Hardly joyful news if you have a few pounds to lose, but don’t panic if you’re developing a paunch- the following could explain why you’re accumulating belly fat, and tips from nutritionist and yoga teacher Libby Limon and fitness specialist Lucy Miller could help you to whittle down your waist once and for all.


Number one rule for conquering abdominal fat? Don’t stress (in fact, make that a rule for life). Libby explains why anxiety can thwart your weight loss efforts:

“Cortisol, the stress hormone, plays a part in laying down central adipose tissue (belly fat), so if you are in a stressed state then it will be very hard to shift. Stress can come from many sources- emotional strain, conflict at work or relationship trouble. Destress by building in yoga practice and mindfulness to your daily routine.”

If you suspect that stress is sabotaging your slimming goals, learn how to master meditation, swot up on calming yoga poses and halt negative thought patterns in their tracks.


It’s currently public enemy number one, and the link between muffin tops and actual muffins is, unfortunately, stronger than ever. Libby lays down the law:

“Cortisol is also implemented, alongside insulin, in blood sugar control, so a high sugar diet can cause belly fat to stick fast even if you’re restricting calories and trying to lose weight (excessive calorie restriction isn’t something I would recommend anyway.”
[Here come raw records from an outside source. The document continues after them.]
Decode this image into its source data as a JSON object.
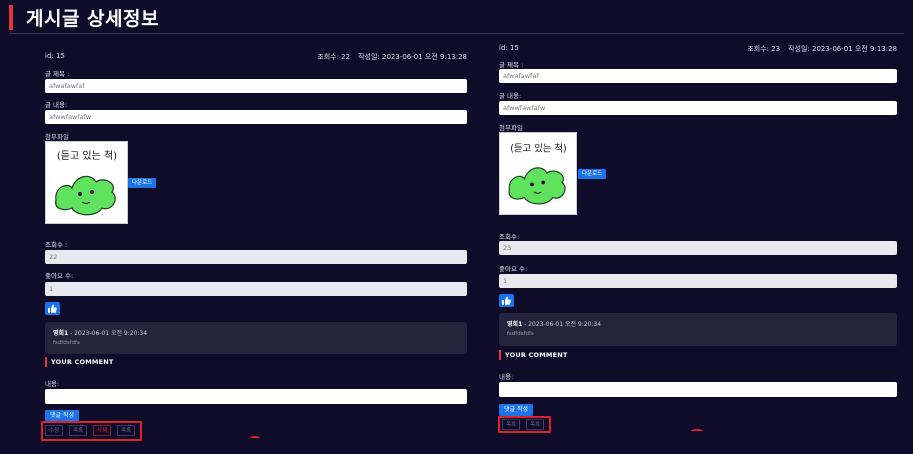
{
  "header": {
    "title": "게시글 상세정보"
  },
  "left_panel": {
    "id_label": "id: 15",
    "views_meta": "조회수: 22",
    "date_meta": "작성일: 2023-06-01 오전 9:13:28",
    "title_label": "글 제목 :",
    "title_value": "afwafawfaf",
    "content_label": "글 내용:",
    "content_value": "afwwfawfafw",
    "attach_label": "첨부파일",
    "image_caption": "(듣고 있는 척)",
    "download_label": "다운로드",
    "views_label": "조회수 :",
    "views_value": "22",
    "likes_label": "좋아요 수:",
    "likes_value": "1",
    "like_icon": "thumbs-up-icon",
    "comment_author": "영희1",
    "comment_date": " - 2023-06-01 오전 9:20:34",
    "comment_text": "fsdfdsfdfs",
    "your_comment": "YOUR COMMENT",
    "reply_label": "내용:",
    "submit_label": "댓글 작성",
    "actions": [
      "수정",
      "목록",
      "삭제",
      "목록"
    ]
  },
  "right_panel": {
    "id_label": "id: 15",
    "views_meta": "조회수: 23",
    "date_meta": "작성일: 2023-06-01 오전 9:13:28",
    "title_label": "글 제목 :",
    "title_value": "afwafawfaf",
    "content_label": "글 내용:",
    "content_value": "afwwfawfafw",
    "attach_label": "첨부파일",
    "image_caption": "(듣고 있는 척)",
    "download_label": "다운로드",
    "views_label": "조회수:",
    "views_value": "23",
    "likes_label": "좋아요 수:",
    "likes_value": "1",
    "like_icon": "thumbs-up-icon",
    "comment_author": "영희1",
    "comment_date": " - 2023-06-01 오전 9:20:34",
    "comment_text": "fsdfdsfdfs",
    "your_comment": "YOUR COMMENT",
    "reply_label": "내용:",
    "submit_label": "댓글 작성",
    "actions": [
      "목록",
      "목록"
    ]
  },
  "colors": {
    "background": "#0f0c2a",
    "accent_red": "#e3343c",
    "button_blue": "#1a73e8",
    "highlight_box": "#e0202a"
  }
}
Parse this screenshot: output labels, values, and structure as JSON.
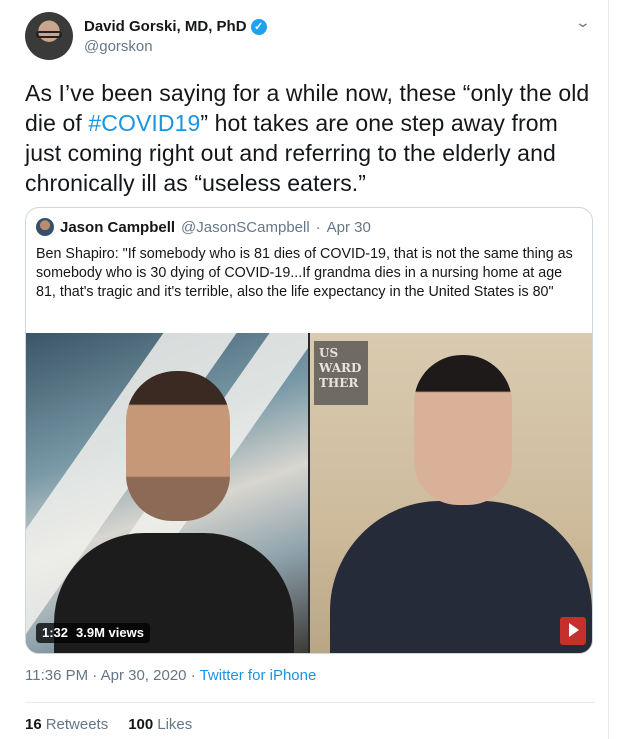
{
  "author": {
    "name": "David Gorski, MD, PhD",
    "handle": "@gorskon",
    "verified_icon": "verified-check-icon"
  },
  "tweet": {
    "text_before": "As I’ve been saying for a while now, these “only the old die of ",
    "hashtag": "#COVID19",
    "text_after": "” hot takes are one step away from just coming right out and referring to the elderly and chronically ill as “useless eaters.”"
  },
  "quote": {
    "name": "Jason Campbell",
    "handle": "@JasonSCampbell",
    "separator": "·",
    "date": "Apr 30",
    "text": "Ben Shapiro: \"If somebody who is 81 dies of COVID-19, that is not the same thing as somebody who is 30 dying of COVID-19...If grandma dies in a nursing home at age 81, that's tragic and it's terrible, also the life expectancy in the United States is 80\"",
    "video": {
      "duration": "1:32",
      "views": "3.9M views",
      "sign_text": [
        "US",
        "WARD",
        "THER"
      ]
    }
  },
  "meta": {
    "time": "11:36 PM",
    "dot": "·",
    "date": "Apr 30, 2020",
    "source": "Twitter for iPhone"
  },
  "stats": {
    "retweets_count": "16",
    "retweets_label": "Retweets",
    "likes_count": "100",
    "likes_label": "Likes"
  },
  "colors": {
    "link": "#1b95e0",
    "muted": "#657786",
    "text": "#14171a",
    "verified": "#1da1f2"
  }
}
Personal trainer and obesity campaigner Lucy has some advice for addressing the issue, without going hungry:

“Try to cut down on sugar, saturated fats and white refined foods such as white bread, pasta, rice and potatoes, as they metabolise quickly, resulting in soaring blood sugar levels, which promotes fat storage. Base your diet around lean meats, vegetables and monounsaturated and polyunsaturated fats such as those found in nuts and avocados.”

Sleep deprivation

It’s the c-word again- Libby underlines that ‘a lack of sleep can have a negative effect on cortisol balance’. If you’re struggling to get some shut eye, get to the root of what’s causing your insomnia and learn how to help yourself nod off using expert wellbeing techniques. If you’re in the following situation, however, you’ll be in no doubt as to what’s causing your sleeplessness…

You’re a new mother

First things first, never put pressure on yourself to spring back into shape, and definitely don’t rush things (that goes for weight loss full stop). Your belly has just housed new life and brought a wonder into the world; cut it, and more importantly, yourself, some slack. Up your activity levels slowly- Lucy advocates patience and TLC:

“If you’re a new mum then losing weight from around the tummy can be very hard- hormones take time to settle down and stretched muscles won’t knit back together instantly after pregnancy. it will take time, so give yourself as long as it takes.”

If you're not feeling like you're losing anything, try tracking your progress as you go and join a community of other mothers by using the Healthy Selfie app. It's a great visual tool to reassure you that you are indeed making headway, and the photographic food diaries help you to monitor what you're eating without exposing your entire Instagram feed to your daily meals. Co-founder Charlotte is even using the app to track the changes she's experiencing throughout her pregnancy- we'll report back on her post-baby plan!

Post-baby or not, overdoing it is never good…

Over Exercising

There’s no doubt that slobbing out won’t do anything to diminish belly fat, but going overboard isn’t the answer either, as Libby affirms:

“Physical stresses such as overexercising and endurance exercise can upset cortisol balance. Switch gruelling cardio workouts for 20-30 minute HIIT sessions instead.”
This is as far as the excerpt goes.